OpenAI is positioning ChatGPT’s next phase as a shift from a reactive tool – one that answers prompts – to a personal super-assistant that understands users deeply, anticipates needs, and helps them take action. And this year, the company is ramping up revenue growth initiatives across the board.

by Valerie Arnould valerie.arnould@wan-ifra.org | January 20, 2026

In a discussion hosted by Ezra Eeman, as part of the WAN-IFRA AI in Media Initiative he leads – and the first in a new series called “Publishers and Platforms” – Varun Shetty, VP, Media Partnerships at OpenAI, described their 2026 priorities across personalisation, proactive experiences and the evolution of ChatGPT Search, an apps ecosystem designed for account linking and action-taking, and experiments with monetisation.

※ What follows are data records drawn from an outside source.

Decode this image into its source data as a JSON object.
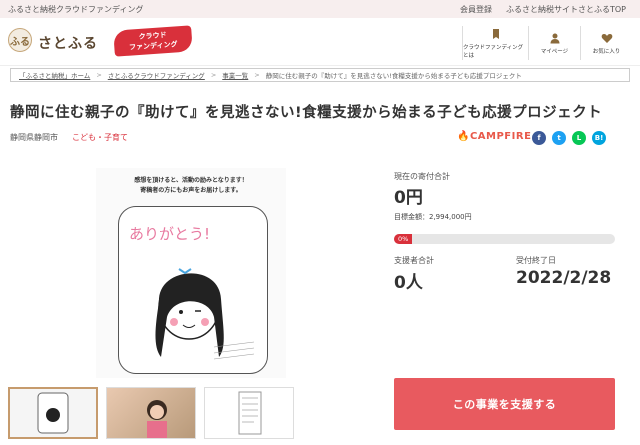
{
  "topbar": {
    "site_label": "ふるさと納税クラウドファンディング",
    "register": "会員登録",
    "top_link": "ふるさと納税サイトさとふるTOP"
  },
  "header": {
    "logo_text": "さとふる",
    "logo_mark": "ふる",
    "badge_line1": "クラウド",
    "badge_line2": "ファンディング",
    "nav": [
      {
        "label": "クラウドファンディングとは",
        "icon": "bookmark-icon"
      },
      {
        "label": "マイページ",
        "icon": "user-icon"
      },
      {
        "label": "お気に入り",
        "icon": "heart-icon"
      }
    ]
  },
  "breadcrumb": [
    "「ふるさと納税」ホーム",
    "さとふるクラウドファンディング",
    "事業一覧",
    "静岡に住む親子の『助けて』を見逃さない!食糧支援から始まる子ども応援プロジェクト"
  ],
  "project": {
    "title": "静岡に住む親子の『助けて』を見逃さない!食糧支援から始まる子ども応援プロジェクト",
    "location": "静岡県静岡市",
    "category": "こども・子育て",
    "platform": "CAMPFIRE",
    "image_caption_1": "感想を頂けると、活動の励みとなります！",
    "image_caption_2": "寄稿者の方にもお声をお届けします。",
    "image_text": "ありがとう!"
  },
  "share": [
    {
      "label": "f",
      "color": "#3b5998",
      "icon": "facebook-icon"
    },
    {
      "label": "t",
      "color": "#1da1f2",
      "icon": "twitter-icon"
    },
    {
      "label": "L",
      "color": "#06c755",
      "icon": "line-icon"
    },
    {
      "label": "B!",
      "color": "#00a4de",
      "icon": "hatena-icon"
    }
  ],
  "stats": {
    "current_label": "現在の寄付合計",
    "current_value": "0円",
    "goal_label": "目標金額：2,994,000円",
    "progress_text": "0%",
    "progress_fraction": 0.0,
    "supporters_label": "支援者合計",
    "supporters_value": "0人",
    "end_label": "受付終了日",
    "end_value": "2022/2/28"
  },
  "cta": {
    "support_label": "この事業を支援する"
  },
  "colors": {
    "accent": "#d9303b",
    "button": "#e85a5f"
  }
}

The headline ambition for 2026: personalisation + proactivity

“If you had a human assistant, and you could only get information from them by asking them questions, I think you would be unsatisfied with that,” says Shetty. “What you would want is your assistant to deeply understand you – your preferences, your goals, your habits – and be able to come to you with information that helps you accomplish all of those things.”

From that observation, Shetty draws a direct line to 2026: “As we look to 2026, a very big opportunity for ChatGPT is to increase personalisation and make it easier for the people who use ChatGPT to take actions and accomplish their goals.”

That’s not abstract positioning – there are already “seeds” of this approach in recently launched agentic features and more verticalised experiences.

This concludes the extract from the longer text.